Troisième rencontre du genre avec les amis de Maigremont. Le principe est simple : un vigneron vient présenter son domaine et une partie de son oeuvre en terre normande. Une sorte d'étude complète, dans ton salon, sans les vignes mais avec le vigneron himself ! Cette année, après Géraud Fromont des Marnes Blanches (Jura), Benoit Fouassier (Sancerre), c'est Jean-Pierre Rietsch et son domaine éponyme qui enfile ses pantoufles pour le jeu des questions/réponses d'une quinzaine d'assoiffés d'attentifs. Rien que pour cela, merci à notre hôte David qui a prêté ses chaises à 4 pieds, ses tables, ses couverts, son salon... et à Jean-Pierre, guest star viticole d'un soir.

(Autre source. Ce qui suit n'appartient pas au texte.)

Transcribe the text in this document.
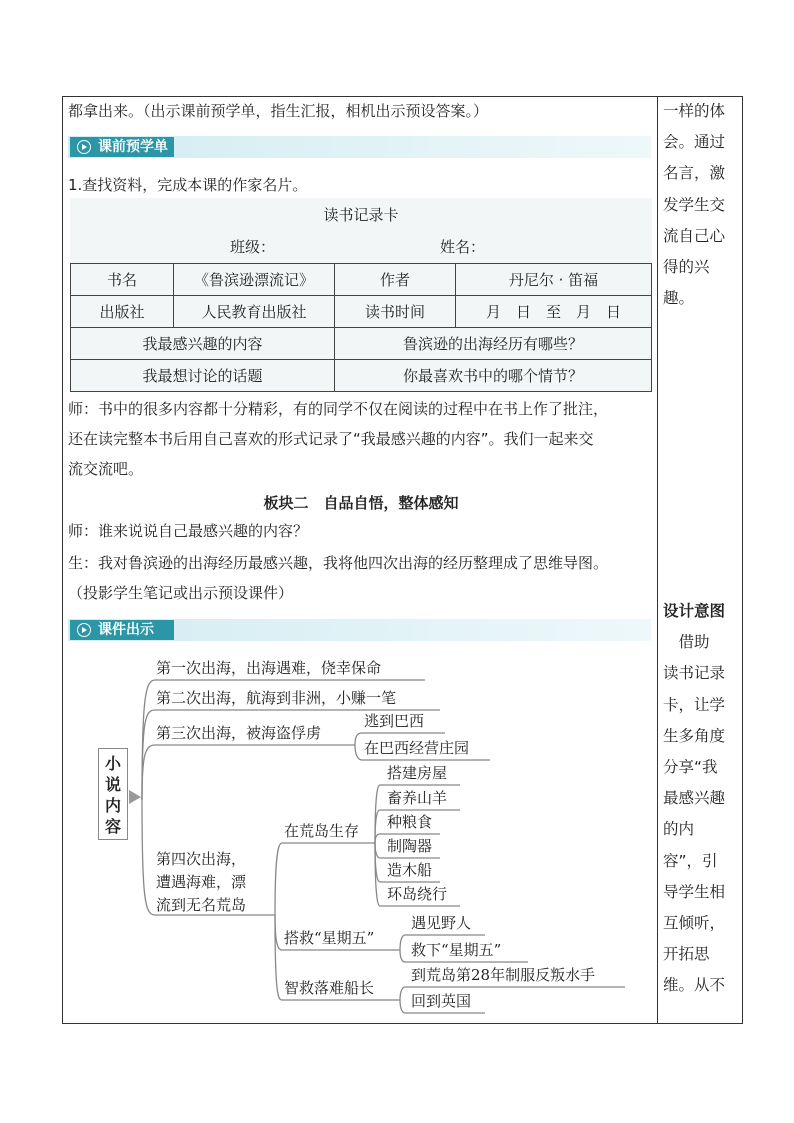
都拿出来。（出示课前预学单，指生汇报，相机出示预设答案。）

课前预学单

1.查找资料，完成本课的作家名片。

读书记录卡
班级：	姓名：
书名	《鲁滨逊漂流记》	作者	丹尼尔 · 笛福
出版社	人民教育出版社	读书时间	月　日　至　月　日
我最感兴趣的内容		鲁滨逊的出海经历有哪些？	
我最想讨论的话题		你最喜欢书中的哪个情节？	

师：书中的很多内容都十分精彩，有的同学不仅在阅读的过程中在书上作了批注，

还在读完整本书后用自己喜欢的形式记录了“我最感兴趣的内容”。我们一起来交

流交流吧。

板块二　自品自悟，整体感知

师：谁来说说自己最感兴趣的内容？

生：我对鲁滨逊的出海经历最感兴趣，我将他四次出海的经历整理成了思维导图。

（投影学生笔记或出示预设课件）

课件出示
小说内容
第一次出海，出海遇难，侥幸保命
第二次出海，航海到非洲，小赚一笔
第三次出海，被海盗俘虏
逃到巴西
在巴西经营庄园
第四次出海，
遭遇海难，漂
流到无名荒岛
在荒岛生存
搭建房屋
畜养山羊
种粮食
制陶器
造木船
环岛绕行
搭救“星期五”
遇见野人
救下“星期五”
智救落难船长
到荒岛第28年制服反叛水手
回到英国
一样的体
会。通过
名言，激
发学生交
流自己心
得的兴
趣。
设计意图
　借助
读书记录
卡，让学
生多角度
分享“我
最感兴趣
的内
容”，引
导学生相
互倾听，
开拓思
维。从不
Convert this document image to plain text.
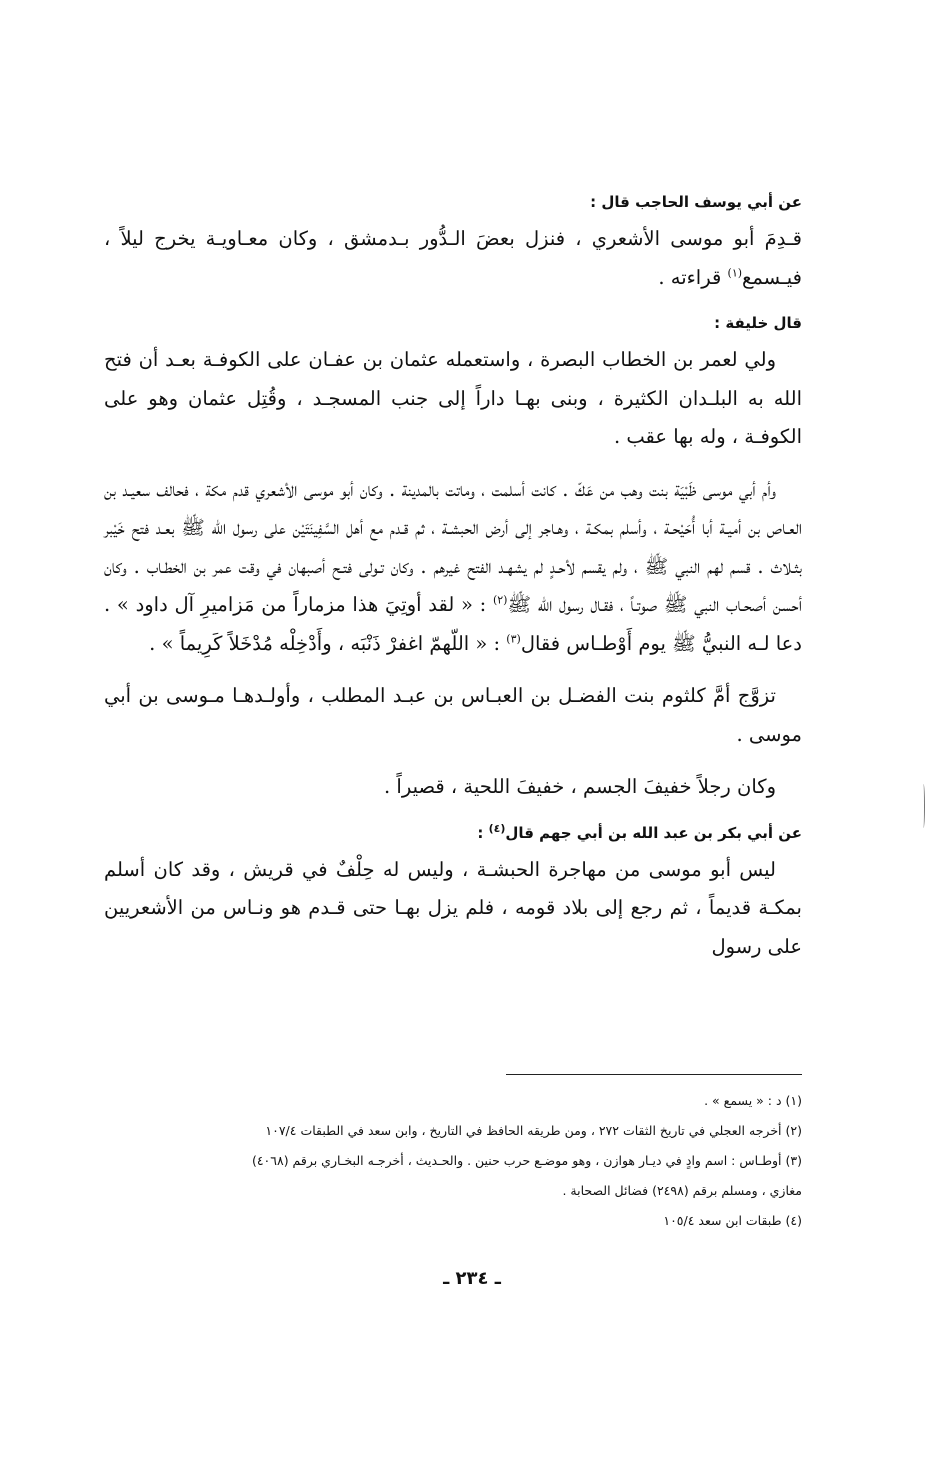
عن أبي يوسف الحاجب قال :

قـدِمَ أبو موسى الأشعري ، فنزل بعضَ الـدُّور بـدمشق ، وكان معـاويـة يخرج ليلاً ، فيـسمع$^{(١)}$ قراءته .

قال خليفة :

ولي لعمر بن الخطاب البصرة ، واستعمله عثمان بن عفـان على الكوفـة بعـد أن فتح الله به البلـدان الكثيرة ، وبنى بهـا داراً إلى جنب المسجـد ، وقُتِل عثمان وهو على الكوفـة ، وله بها عقب .

وأم أبي موسى ظَبْيَة بنت وهب من عَكّ . كانت أسلمت ، وماتت بالمدينة . وكان أبو موسى الأشعري قدم مكة ، فحالف سعيـد بن العـاص بن أميـة أبا أُحَيْحـة ، وأسلم بمكـة ، وهـاجر إلى أرض الحبشـة ، ثم قـدم مع أهل السَّفِينَتَيْن على رسول الله ﷺ بعـد فتح خَيْبر بثـلاث . قسم لهم النبي ﷺ ، ولم يقسم لأحـدٍ لم يشهـد الفتح غيرهم . وكان تـولى فتـح أصبهان في وقت عمر بن الخطـاب . وكان أحسن أصحـاب النبي ﷺ صوتـاً ، فقـال رسول الله ﷺ$^{(٢)}$ : « لقد أوتِيَ هذا مزماراً من مَزاميرِ آل داود » . دعا لـه النبيُّ ﷺ يوم أَوْطـاس فقال$^{(٣)}$ : « اللّهمّ اغفرْ ذَنْبَه ، وأَدْخِلْه مُدْخَلاً كَرِيماً » .

تزوَّج أمَّ كلثوم بنت الفضـل بن العبـاس بن عبـد المطلب ، وأولـدهـا مـوسى بن أبي موسى .

وكان رجلاً خفيفَ الجسم ، خفيفَ اللحية ، قصيراً .

عن أبي بكر بن عبد الله بن أبي جهم قال$^{(٤)}$ :

ليس أبو موسى من مهاجرة الحبشـة ، وليس له حِلْفٌ في قريش ، وقد كان أسلم بمكـة قديماً ، ثم رجع إلى بلاد قومه ، فلم يزل بهـا حتى قـدم هو ونـاس من الأشعريين على رسول

(١) د : « يسمع » .

(٢) أخرجه العجلي في تاريخ الثقات ٢٧٢ ، ومن طريقه الحافظ في التاريخ ، وابن سعد في الطبقات ١٠٧/٤

(٣) أوطـاس : اسم وادٍ في ديـار هوازن ، وهو موضـع حرب حنين . والحـديث ، أخرجـه البخـاري برقم (٤٠٦٨)

مغازي ، ومسلم برقم (٢٤٩٨) فضائل الصحابة .

(٤) طبقات ابن سعد ١٠٥/٤

ـ ٢٣٤ ـ
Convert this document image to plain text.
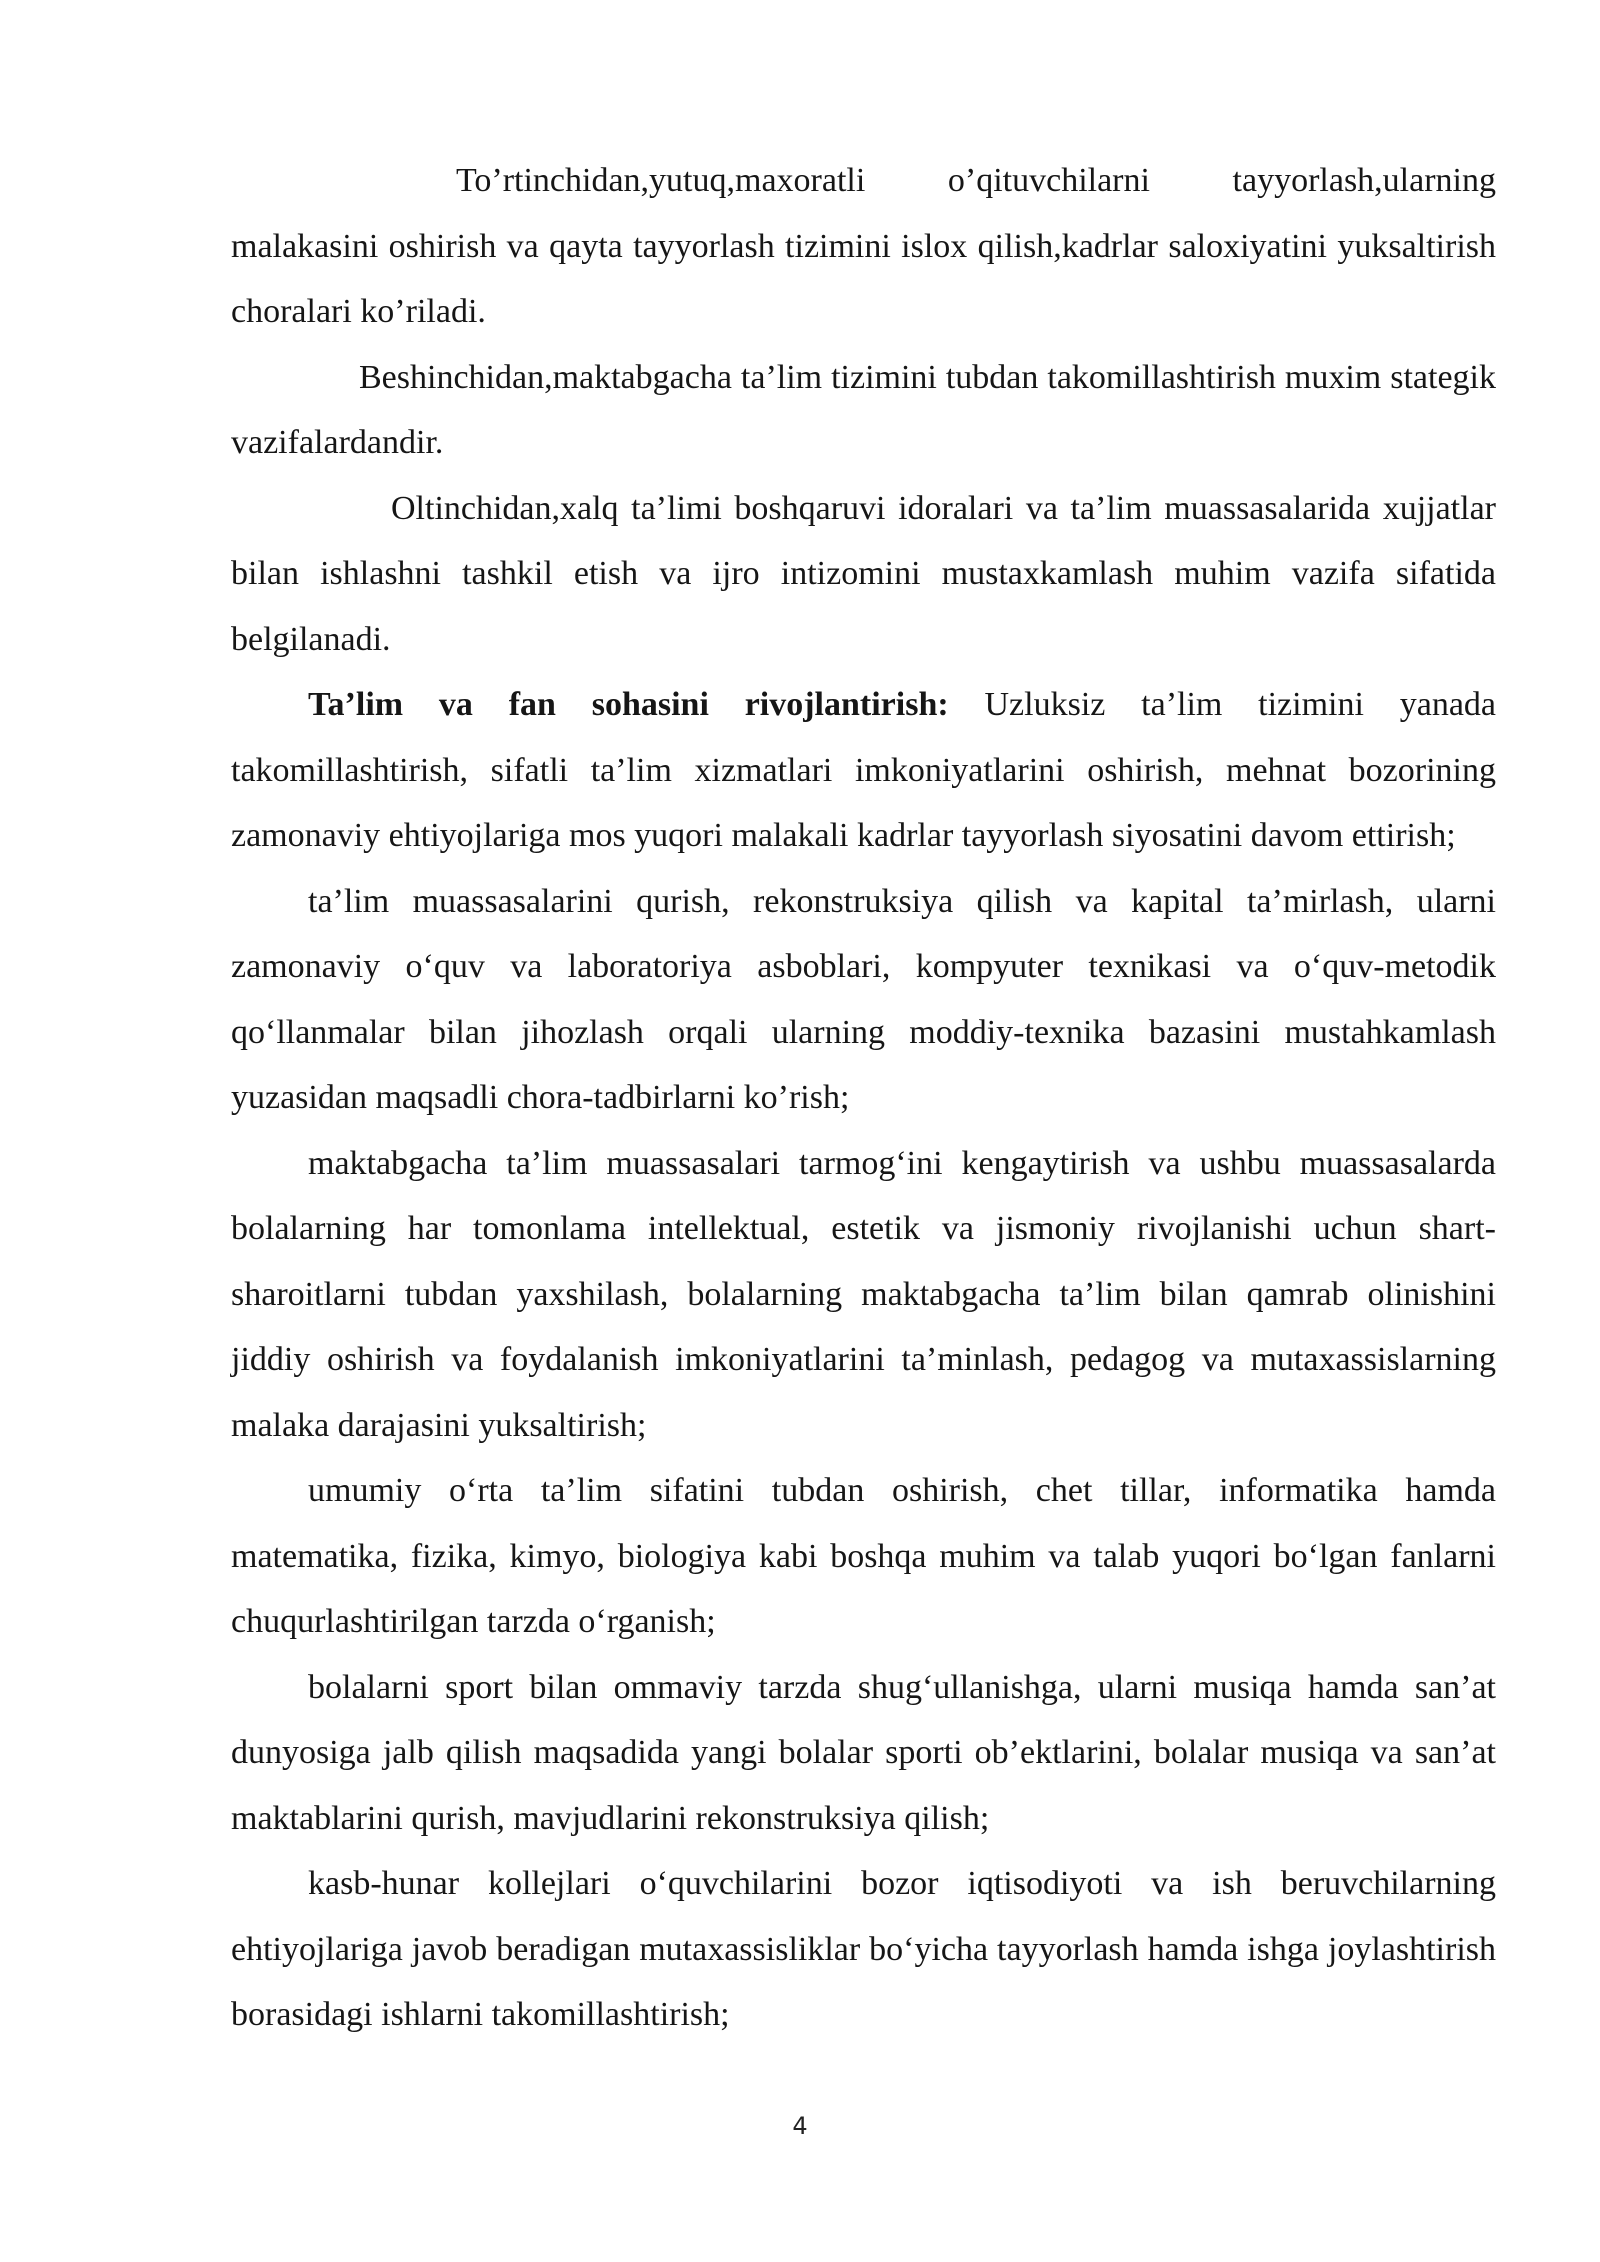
To’rtinchidan,yutuq,maxoratli o’qituvchilarni tayyorlash,ularning malakasini oshirish va qayta tayyorlash tizimini islox qilish,kadrlar saloxiyatini yuksaltirish choralari ko’riladi.

Beshinchidan,maktabgacha ta’lim tizimini tubdan takomillashtirish muxim stategik vazifalardandir.

Oltinchidan,xalq ta’limi boshqaruvi idoralari va ta’lim muassasalarida xujjatlar bilan ishlashni tashkil etish va ijro intizomini mustaxkamlash muhim vazifa sifatida belgilanadi.

Ta’lim va fan sohasini rivojlantirish: Uzluksiz ta’lim tizimini yanada takomillashtirish, sifatli ta’lim xizmatlari imkoniyatlarini oshirish, mehnat bozorining zamonaviy ehtiyojlariga mos yuqori malakali kadrlar tayyorlash siyosatini davom ettirish;

ta’lim muassasalarini qurish, rekonstruksiya qilish va kapital ta’mirlash, ularni zamonaviy o‘quv va laboratoriya asboblari, kompyuter texnikasi va o‘quv-metodik qo‘llanmalar bilan jihozlash orqali ularning moddiy-texnika bazasini mustahkamlash yuzasidan maqsadli chora-tadbirlarni ko’rish;

maktabgacha ta’lim muassasalari tarmog‘ini kengaytirish va ushbu muassasalarda bolalarning har tomonlama intellektual, estetik va jismoniy rivojlanishi uchun shart-sharoitlarni tubdan yaxshilash, bolalarning maktabgacha ta’lim bilan qamrab olinishini jiddiy oshirish va foydalanish imkoniyatlarini ta’minlash, pedagog va mutaxassislarning malaka darajasini yuksaltirish;

umumiy o‘rta ta’lim sifatini tubdan oshirish, chet tillar, informatika hamda matematika, fizika, kimyo, biologiya kabi boshqa muhim va talab yuqori bo‘lgan fanlarni chuqurlashtirilgan tarzda o‘rganish;

bolalarni sport bilan ommaviy tarzda shug‘ullanishga, ularni musiqa hamda san’at dunyosiga jalb qilish maqsadida yangi bolalar sporti ob’ektlarini, bolalar musiqa va san’at maktablarini qurish, mavjudlarini rekonstruksiya qilish;

kasb-hunar kollejlari o‘quvchilarini bozor iqtisodiyoti va ish beruvchilarning ehtiyojlariga javob beradigan mutaxassisliklar bo‘yicha tayyorlash hamda ishga joylashtirish borasidagi ishlarni takomillashtirish;

4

Commençons par un peu d'histoire, afin de confirmer la réputation dont jouit actuellement le domaine Rietsch, aussi bien sur les réseaux sociaux, les cavistes chébrans orientés natures et les amateurs désirant ne pas avoir mal au crane les lendemains d'abus de p'tits blancs.
Jean-Pierre Rietsch et sa soeur sont la 7ème génération à exploiter le domaine familial qui couvre environ 12 hectares, situé dans le superbe village vigneron de Mittelbergheim dans les Bas-Rhin (67). 45 petites parcelles au total, 45 expressions potentielles différentes de terroirs, même s'il n'existe pas autant de cuvées. 60000 bouteilles par an, désormais "Natures". Le virage a été pris avec le millésime 2005, quand fatigué par les vins soufrés qu'il buvait, Jean-Pierre décide du passage à une vinification douce voir sans intervention. C'est une approche différente, qui donne des vins différents. On ne cherche pas à gommer le cépage, au contraire il doit s'exprimer avec un maximum de fond et de fondamentaux.
Les jus sont laissés sur lies, au contact de l'oxygène, jusqu'à la mise en bouteille. Le vin peut prendre un profile légèrement oxydatif, qui au bout de 2 ou 3 ans s'efface. Le maître mot de JP Rietsch, c'est mi-né-ra-li-té ! Un gros mot aux yeux de certains, il aime quand ça goûte le sel et que le terroir parle, finalement un peu comme aime son mentor Patrick Meyer.
Pour vérifier toutes ces paroles, une belle petite série est préparée, accompagnée du repas, disons le tout de suite, orienté Alsace...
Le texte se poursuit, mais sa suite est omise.